The Thinking Process
The reasoning visible in this message reveals a methodical, hypothesis-driven debugging approach. The assistant begins with the phrase "No errors" — this refers to the dmesg output from message 520, which showed no NVIDIA-related errors beyond the benign module verification warning. Having ruled out kernel-level errors, the assistant moves to the next plausible failure domain: the driver's internal device state.
The choice to check /proc/driver/nvidia/gpus/ is strategic. This interface sits between the kernel module and the CUDA runtime — it's populated by the module during its initialization but is read by diagnostic tools and the CUDA library. If this interface shows healthy GPUs, the problem is likely in the CUDA library's own initialization logic or in some environmental constraint the library checks that nvidia-smi does not.
The assistant's decision to read the information file for a single GPU (rather than all 8) is a pragmatic optimization — the GPUs are identical, so one representative sample suffices. The choice of bus 0000:01:00.0 (the first in alphabetical order) is arbitrary but reasonable.
The check of /sys/bus/pci/devices/ driver symlinks is a clever addition. Even though the kernel module is loaded, individual PCI devices might fail to bind if there's a resource conflict or if the device's PCI configuration space is corrupted. The sysfs interface provides definitive proof of binding at the PCI layer.
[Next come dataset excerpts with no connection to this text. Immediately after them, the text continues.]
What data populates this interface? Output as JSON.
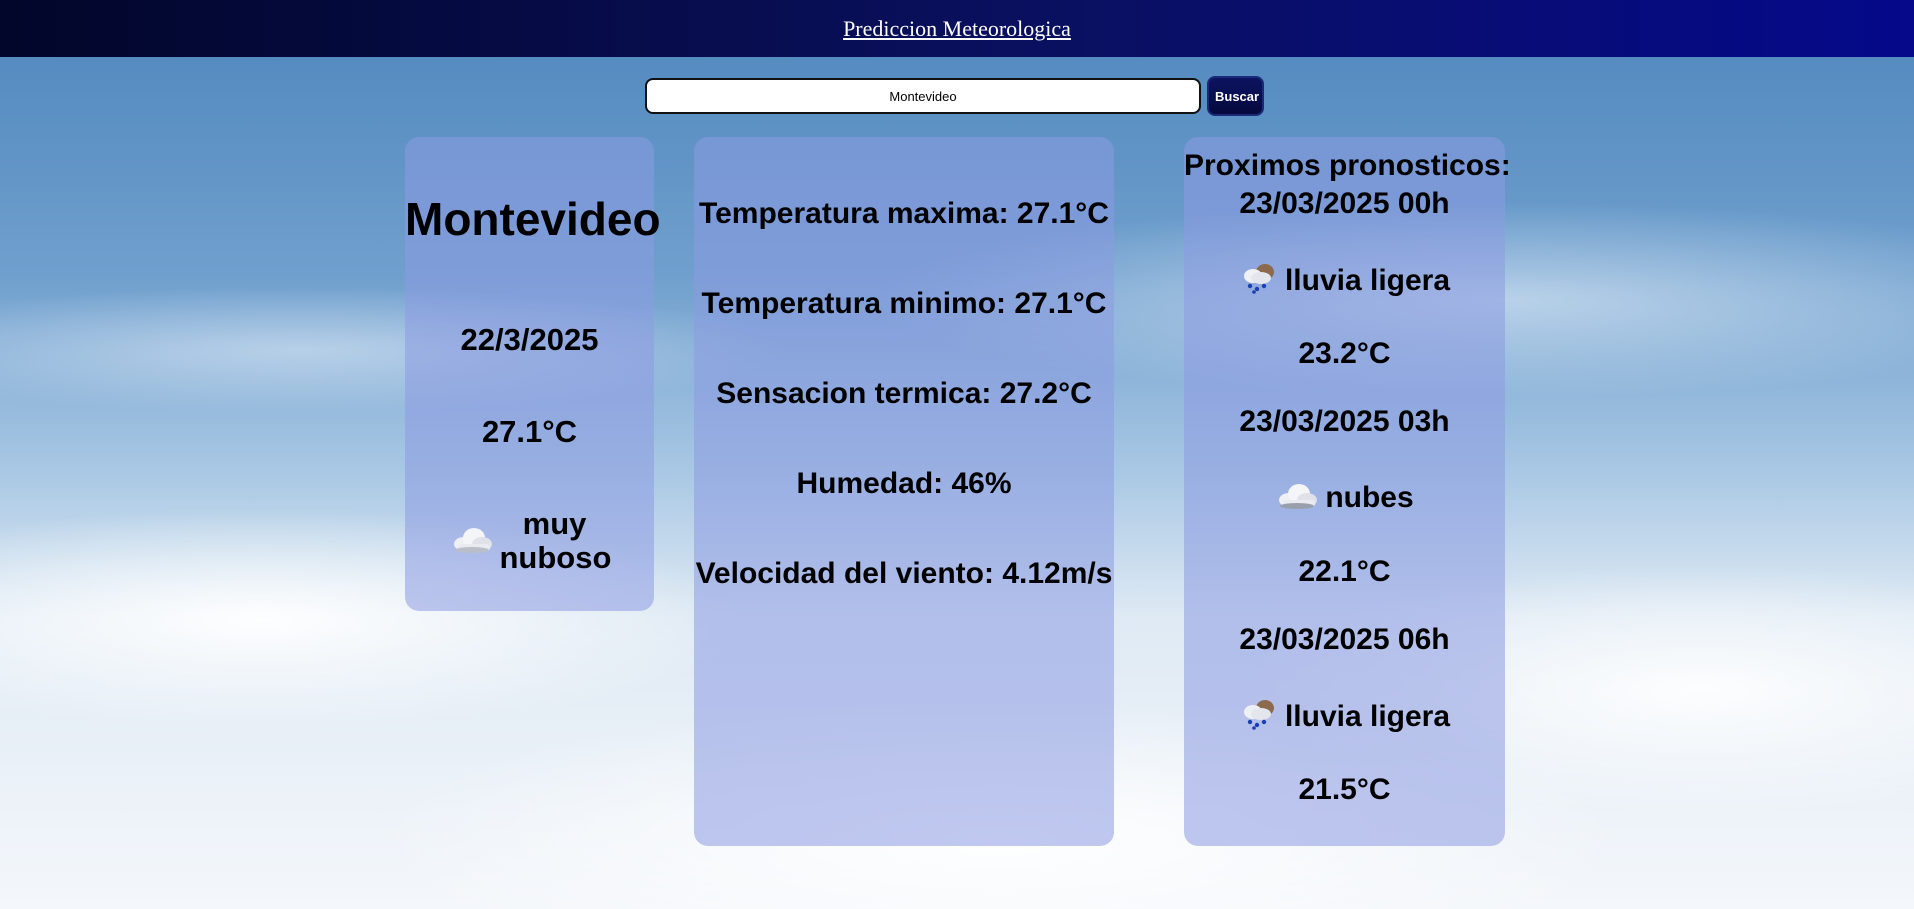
{
  "header": {
    "title": "Prediccion Meteorologica"
  },
  "search": {
    "value": "Montevideo",
    "button_label": "Buscar"
  },
  "current": {
    "city": "Montevideo",
    "date": "22/3/2025",
    "temperature": "27.1°C",
    "condition_icon": "cloud-icon",
    "condition": "muy nuboso"
  },
  "details": {
    "temp_max": "Temperatura maxima: 27.1°C",
    "temp_min": "Temperatura minimo: 27.1°C",
    "feels_like": "Sensacion termica: 27.2°C",
    "humidity": "Humedad: 46%",
    "wind": "Velocidad del viento: 4.12m/s"
  },
  "forecast": {
    "title": "Proximos pronosticos:",
    "items": [
      {
        "datetime": "23/03/2025 00h",
        "icon": "rain-icon",
        "condition": "lluvia ligera",
        "temperature": "23.2°C"
      },
      {
        "datetime": "23/03/2025 03h",
        "icon": "cloud-icon",
        "condition": "nubes",
        "temperature": "22.1°C"
      },
      {
        "datetime": "23/03/2025 06h",
        "icon": "rain-icon",
        "condition": "lluvia ligera",
        "temperature": "21.5°C"
      }
    ]
  }
}
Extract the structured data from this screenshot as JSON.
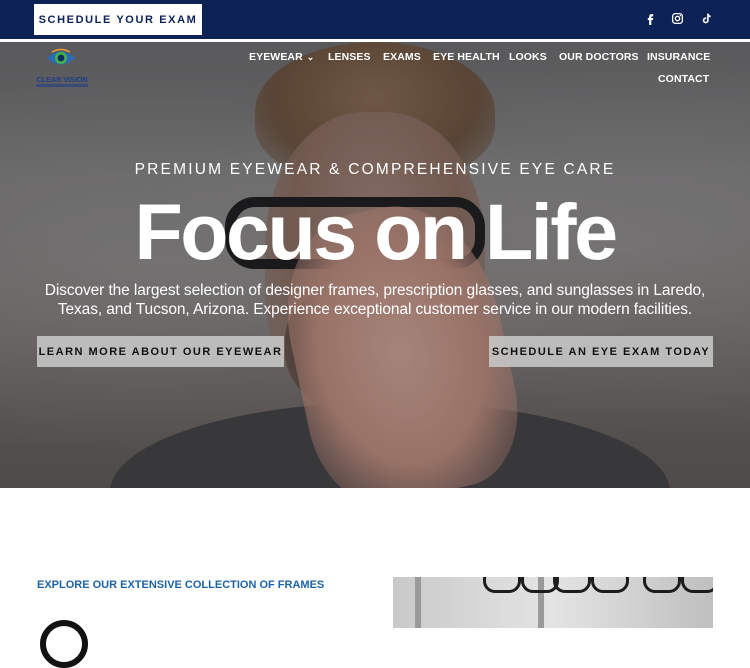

The /dev/nvidia-caps/ check is the most obscure and perhaps the least likely to yield results, but its inclusion demonstrates thoroughness. When debugging a failure that has already survived multiple rounds of elimination, one must check even improbable corners.
Conclusion
Message 521 is a textbook example of systematic diagnostic reasoning in a complex systems environment. It does not solve the problem — the CUDA initialization failure persists after this message — but it narrows the search space considerably. By confirming that the NVIDIA kernel module has properly initialized all 8 Blackwell GPUs, assigned them minor numbers, loaded their firmware, and bound them to the PCI driver, the assistant eliminates an entire class of potential causes and focuses attention on the CUDA runtime library's interaction with the kernel module. The subsequent investigation (in messages 522 and beyond) would pivot toward examining the GSP firmware files, the kernel version compatibility, and the proprietary vs. open-source kernel module distinction — ultimately leading to the conclusion that the Proxmox VE kernel lacks the necessary support for Blackwell's GSP firmware requirements.
This message, though it appears as a simple diagnostic command dump, is actually a carefully reasoned probe into the GPU software stack's intermediate layer — the point where the kernel module's work meets the user-space runtime's expectations. It exemplifies the kind of methodical, hypothesis-driven thinking that complex system debugging demands.